Et puis, il y a la surpopulation carcérale dramatique qui, selon le Conseil : « contribue à la survenance des violations graves qui touchent essentiellement les prestations, la santé, l’hygiène, l’alimentation et la sécurité d’un côté et la réhabilitation des détenus d’un autre ». (page 7).

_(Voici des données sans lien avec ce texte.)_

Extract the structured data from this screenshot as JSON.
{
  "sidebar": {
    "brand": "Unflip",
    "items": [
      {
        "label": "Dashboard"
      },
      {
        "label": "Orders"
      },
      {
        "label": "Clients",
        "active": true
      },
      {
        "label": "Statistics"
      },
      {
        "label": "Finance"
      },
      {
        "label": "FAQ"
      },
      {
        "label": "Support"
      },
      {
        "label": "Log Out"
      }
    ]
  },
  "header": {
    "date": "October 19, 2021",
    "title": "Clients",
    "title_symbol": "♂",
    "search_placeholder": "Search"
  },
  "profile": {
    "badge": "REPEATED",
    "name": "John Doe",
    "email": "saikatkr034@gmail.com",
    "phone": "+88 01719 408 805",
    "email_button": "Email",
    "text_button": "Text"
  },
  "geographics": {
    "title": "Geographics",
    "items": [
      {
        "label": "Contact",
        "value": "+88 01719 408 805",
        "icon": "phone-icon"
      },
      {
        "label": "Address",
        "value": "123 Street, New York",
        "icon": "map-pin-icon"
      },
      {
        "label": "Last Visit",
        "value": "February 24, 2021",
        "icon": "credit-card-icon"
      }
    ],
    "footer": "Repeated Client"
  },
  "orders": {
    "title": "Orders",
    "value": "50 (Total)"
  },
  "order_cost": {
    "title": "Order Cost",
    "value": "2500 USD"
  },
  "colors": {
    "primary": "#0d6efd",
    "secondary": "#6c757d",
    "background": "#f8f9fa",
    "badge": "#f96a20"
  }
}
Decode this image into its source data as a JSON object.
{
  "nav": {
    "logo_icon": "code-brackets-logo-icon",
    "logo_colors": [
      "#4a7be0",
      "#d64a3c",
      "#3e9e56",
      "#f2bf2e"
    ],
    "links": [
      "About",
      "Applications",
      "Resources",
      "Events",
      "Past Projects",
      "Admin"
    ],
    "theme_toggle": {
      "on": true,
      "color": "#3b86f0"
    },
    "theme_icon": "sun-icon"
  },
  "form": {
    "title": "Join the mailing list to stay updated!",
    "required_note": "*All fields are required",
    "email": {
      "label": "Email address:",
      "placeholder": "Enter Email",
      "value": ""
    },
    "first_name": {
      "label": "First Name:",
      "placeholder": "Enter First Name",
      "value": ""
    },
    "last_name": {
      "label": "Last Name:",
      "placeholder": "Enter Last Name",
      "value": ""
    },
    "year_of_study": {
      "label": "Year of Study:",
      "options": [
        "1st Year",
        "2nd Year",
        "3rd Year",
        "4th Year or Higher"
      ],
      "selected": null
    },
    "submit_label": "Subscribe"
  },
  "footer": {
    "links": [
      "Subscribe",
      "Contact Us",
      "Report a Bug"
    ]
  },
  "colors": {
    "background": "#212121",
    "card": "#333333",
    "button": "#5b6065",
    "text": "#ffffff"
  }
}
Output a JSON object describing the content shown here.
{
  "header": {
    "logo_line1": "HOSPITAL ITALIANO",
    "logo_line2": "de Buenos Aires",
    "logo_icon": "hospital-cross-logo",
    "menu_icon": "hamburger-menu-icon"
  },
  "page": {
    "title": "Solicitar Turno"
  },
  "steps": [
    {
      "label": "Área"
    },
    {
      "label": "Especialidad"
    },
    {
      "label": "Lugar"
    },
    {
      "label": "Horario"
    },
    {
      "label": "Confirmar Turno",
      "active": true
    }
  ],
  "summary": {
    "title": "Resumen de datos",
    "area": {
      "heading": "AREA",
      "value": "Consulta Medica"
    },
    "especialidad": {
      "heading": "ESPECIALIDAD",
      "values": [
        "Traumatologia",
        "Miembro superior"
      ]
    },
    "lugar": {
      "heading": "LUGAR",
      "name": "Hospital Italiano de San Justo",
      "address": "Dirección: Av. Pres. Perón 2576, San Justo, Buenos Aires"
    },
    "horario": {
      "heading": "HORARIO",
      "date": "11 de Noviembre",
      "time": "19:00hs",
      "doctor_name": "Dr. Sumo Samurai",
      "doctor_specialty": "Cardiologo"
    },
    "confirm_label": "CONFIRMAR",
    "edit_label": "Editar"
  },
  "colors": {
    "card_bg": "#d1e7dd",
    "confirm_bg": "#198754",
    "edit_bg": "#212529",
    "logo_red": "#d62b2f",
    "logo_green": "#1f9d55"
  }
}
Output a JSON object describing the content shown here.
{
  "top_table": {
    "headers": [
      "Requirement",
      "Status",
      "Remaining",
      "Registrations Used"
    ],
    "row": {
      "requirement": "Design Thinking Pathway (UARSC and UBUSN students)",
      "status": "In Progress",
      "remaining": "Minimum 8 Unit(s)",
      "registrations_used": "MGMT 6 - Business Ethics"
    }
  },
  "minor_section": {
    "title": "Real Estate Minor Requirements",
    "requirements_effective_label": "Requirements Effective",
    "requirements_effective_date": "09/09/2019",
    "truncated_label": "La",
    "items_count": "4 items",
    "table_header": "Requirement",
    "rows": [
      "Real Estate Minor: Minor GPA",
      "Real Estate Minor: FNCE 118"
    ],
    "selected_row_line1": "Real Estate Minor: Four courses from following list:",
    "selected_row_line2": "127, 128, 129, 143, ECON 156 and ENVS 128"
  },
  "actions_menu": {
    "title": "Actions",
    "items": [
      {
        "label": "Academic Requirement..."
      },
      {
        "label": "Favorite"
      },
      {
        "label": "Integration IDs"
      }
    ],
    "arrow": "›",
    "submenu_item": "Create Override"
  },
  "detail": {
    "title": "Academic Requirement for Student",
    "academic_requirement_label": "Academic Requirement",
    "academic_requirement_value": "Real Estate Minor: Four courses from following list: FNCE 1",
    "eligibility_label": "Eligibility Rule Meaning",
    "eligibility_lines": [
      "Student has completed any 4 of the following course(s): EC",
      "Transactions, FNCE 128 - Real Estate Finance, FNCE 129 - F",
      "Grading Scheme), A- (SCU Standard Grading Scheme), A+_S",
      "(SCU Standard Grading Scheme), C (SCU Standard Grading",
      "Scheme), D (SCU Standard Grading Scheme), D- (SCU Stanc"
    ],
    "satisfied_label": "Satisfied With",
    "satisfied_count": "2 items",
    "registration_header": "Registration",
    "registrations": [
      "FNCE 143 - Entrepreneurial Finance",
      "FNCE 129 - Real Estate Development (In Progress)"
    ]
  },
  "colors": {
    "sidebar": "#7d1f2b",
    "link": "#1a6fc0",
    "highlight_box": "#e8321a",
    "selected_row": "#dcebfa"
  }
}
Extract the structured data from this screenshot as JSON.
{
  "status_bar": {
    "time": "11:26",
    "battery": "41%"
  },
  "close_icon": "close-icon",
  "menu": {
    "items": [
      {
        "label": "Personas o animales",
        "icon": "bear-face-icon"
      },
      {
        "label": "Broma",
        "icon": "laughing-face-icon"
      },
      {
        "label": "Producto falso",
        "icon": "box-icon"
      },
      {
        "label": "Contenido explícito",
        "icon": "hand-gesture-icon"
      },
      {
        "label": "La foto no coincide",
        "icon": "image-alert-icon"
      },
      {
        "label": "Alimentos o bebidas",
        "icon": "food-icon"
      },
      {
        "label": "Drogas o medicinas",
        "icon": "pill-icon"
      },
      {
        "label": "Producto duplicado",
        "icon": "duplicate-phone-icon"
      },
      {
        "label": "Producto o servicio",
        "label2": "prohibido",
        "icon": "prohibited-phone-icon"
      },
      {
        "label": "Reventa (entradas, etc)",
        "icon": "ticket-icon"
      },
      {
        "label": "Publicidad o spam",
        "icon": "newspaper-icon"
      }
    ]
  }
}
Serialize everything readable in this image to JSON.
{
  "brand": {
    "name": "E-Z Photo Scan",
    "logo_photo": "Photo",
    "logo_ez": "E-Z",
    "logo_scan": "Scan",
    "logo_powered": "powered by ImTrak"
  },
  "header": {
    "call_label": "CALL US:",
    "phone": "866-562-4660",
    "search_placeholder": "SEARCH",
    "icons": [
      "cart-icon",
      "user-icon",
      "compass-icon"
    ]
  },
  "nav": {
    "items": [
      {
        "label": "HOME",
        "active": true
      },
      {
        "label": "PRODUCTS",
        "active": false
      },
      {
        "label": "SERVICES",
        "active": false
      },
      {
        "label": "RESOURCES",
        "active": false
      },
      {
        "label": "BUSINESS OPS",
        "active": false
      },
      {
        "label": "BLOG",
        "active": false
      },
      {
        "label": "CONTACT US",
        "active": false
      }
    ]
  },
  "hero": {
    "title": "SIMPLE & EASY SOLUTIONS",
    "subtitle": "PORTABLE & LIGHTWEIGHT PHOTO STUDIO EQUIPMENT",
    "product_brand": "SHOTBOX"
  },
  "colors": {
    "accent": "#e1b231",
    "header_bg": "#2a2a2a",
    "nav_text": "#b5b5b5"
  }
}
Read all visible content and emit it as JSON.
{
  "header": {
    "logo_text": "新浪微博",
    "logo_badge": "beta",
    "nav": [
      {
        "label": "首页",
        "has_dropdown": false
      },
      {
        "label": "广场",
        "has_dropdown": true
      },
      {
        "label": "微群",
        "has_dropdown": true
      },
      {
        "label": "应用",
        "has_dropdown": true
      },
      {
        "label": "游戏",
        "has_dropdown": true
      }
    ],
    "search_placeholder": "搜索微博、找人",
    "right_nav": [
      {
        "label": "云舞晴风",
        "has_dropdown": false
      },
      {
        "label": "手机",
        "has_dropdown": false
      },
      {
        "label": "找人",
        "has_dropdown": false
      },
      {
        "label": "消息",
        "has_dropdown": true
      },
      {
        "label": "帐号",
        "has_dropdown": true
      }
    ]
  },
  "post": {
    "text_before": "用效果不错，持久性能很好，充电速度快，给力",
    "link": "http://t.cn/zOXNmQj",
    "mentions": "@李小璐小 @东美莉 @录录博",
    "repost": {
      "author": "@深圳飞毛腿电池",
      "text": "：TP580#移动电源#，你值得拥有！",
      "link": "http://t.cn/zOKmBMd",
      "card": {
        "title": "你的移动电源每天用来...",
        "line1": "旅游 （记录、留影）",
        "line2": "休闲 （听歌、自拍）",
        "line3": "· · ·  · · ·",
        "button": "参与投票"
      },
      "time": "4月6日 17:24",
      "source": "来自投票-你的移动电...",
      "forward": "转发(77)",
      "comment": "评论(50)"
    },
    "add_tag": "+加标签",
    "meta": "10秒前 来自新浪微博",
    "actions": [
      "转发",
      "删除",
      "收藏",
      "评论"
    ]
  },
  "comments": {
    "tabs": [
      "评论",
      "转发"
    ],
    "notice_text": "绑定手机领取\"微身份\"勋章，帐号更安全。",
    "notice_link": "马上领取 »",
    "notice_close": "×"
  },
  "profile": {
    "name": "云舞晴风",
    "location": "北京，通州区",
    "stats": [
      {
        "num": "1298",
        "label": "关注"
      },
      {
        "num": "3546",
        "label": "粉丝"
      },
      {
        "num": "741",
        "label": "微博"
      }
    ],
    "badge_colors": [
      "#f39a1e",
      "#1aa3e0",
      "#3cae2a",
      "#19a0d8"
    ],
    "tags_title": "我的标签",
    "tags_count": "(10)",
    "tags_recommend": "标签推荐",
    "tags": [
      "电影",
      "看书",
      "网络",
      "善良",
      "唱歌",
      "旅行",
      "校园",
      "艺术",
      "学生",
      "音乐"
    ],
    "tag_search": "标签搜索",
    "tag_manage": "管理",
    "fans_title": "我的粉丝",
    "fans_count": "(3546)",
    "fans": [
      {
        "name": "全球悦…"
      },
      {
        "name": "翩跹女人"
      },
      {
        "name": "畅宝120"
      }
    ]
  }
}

Pour le Conseil les raisons de la surpopulation sont les suivantes : « Le surpeuplement est dû en grande partie à la détention provisoire qui concerne 80% des détenus, au retard enregistré dans le jugement des affaires, à la non-application de la liberté conditionnelle et à l’absence de normes objectives dans la procédure de Grâce ». En langage normal, on peut dire qu’au Maroc la prison est utilisée pour terroriser les pauvres et tous ceux qui dérangent. On peut vous mettre en prison à tout moment et pour tout en n’importe quoi. Si vous avez de la chance, vous bénéficierez d’une peine avec sursis ou un non lieu ou serez reconnu innocents, à moins de bénéficier d’une Grâce Royale, accordée de manière aussi arbitraire que les arrestations. « Chaque année des milliers (!) de personnes incarcérées bénéficient d’un non-lieu, sont acquittées ou condamnées à des peines avec sursis » (page 11). S’ajoute à cela, la non-application de la libération conditionnelle, pourtant prévue par la loi. Ainsi, on ne compte que « deux libérations conditionnelles en 2011 ». (page 4) La libération conditionnelle « est refusée à la majorité des demandes formulées. » Pourtant, parmi ceux qui auraient pu en bénéficier en 2011, se trouvaient « 17939 détenus qui ont purgé les deux-tiers de leur peine, les personnes âgées, les 9228 condamné(e)s à moins de six mois et les personnes atteintes de maladies chroniques » (page 11)
les femmes détenues et leurs enfants.
Les femmes détenues : « .. pâtissent davantage… de traitements cruels et comportements dégradants (insultes, humiliations), aussi bien dans les postes de police qu’en prison .» (page 6). Le Conseil constate « (…) l’exiguïté de l’espace », réservé à ces femmes dans « plusieurs prisons, l’absence de crèches et de moyens de divertissement pour ces enfants … Dans les cas où les crèches existent, elles ne sont pas équipées. A l’expiration du délai, qui leur est accordé pour garder leurs enfants, et en l’absence des proches ou devant leur refus de les prendre en charge, les détenues sont contraintes de les abandonner à des tiers qui les exploitent dans certains cas dans la mendicité ou les placent dans des orphelinats ». « Les détenues incarcérées pour des affaires de moeurs sont particulièrement visées par certaines surveillantes ». (page 6)
Les mineurs.
Au Maroc on peut être mis en prison à partir de 12 ans. Le Conseil propose d’élever cet age à 15 ans. Et de commencer à prendre des mesures pour remédier à : “la non existence d’une police des mineurs et de lieux de garde à vue ad hoc, la non existence de substituts du procureur du Roi spécialisés dans la justice des mineurs, le manque de moyens humains et matériels à même de garantir qu’aucun préjudice ne soit causé aux mineurs en garde à vue ou la non information des parents dans certains cas des dispositions prises.”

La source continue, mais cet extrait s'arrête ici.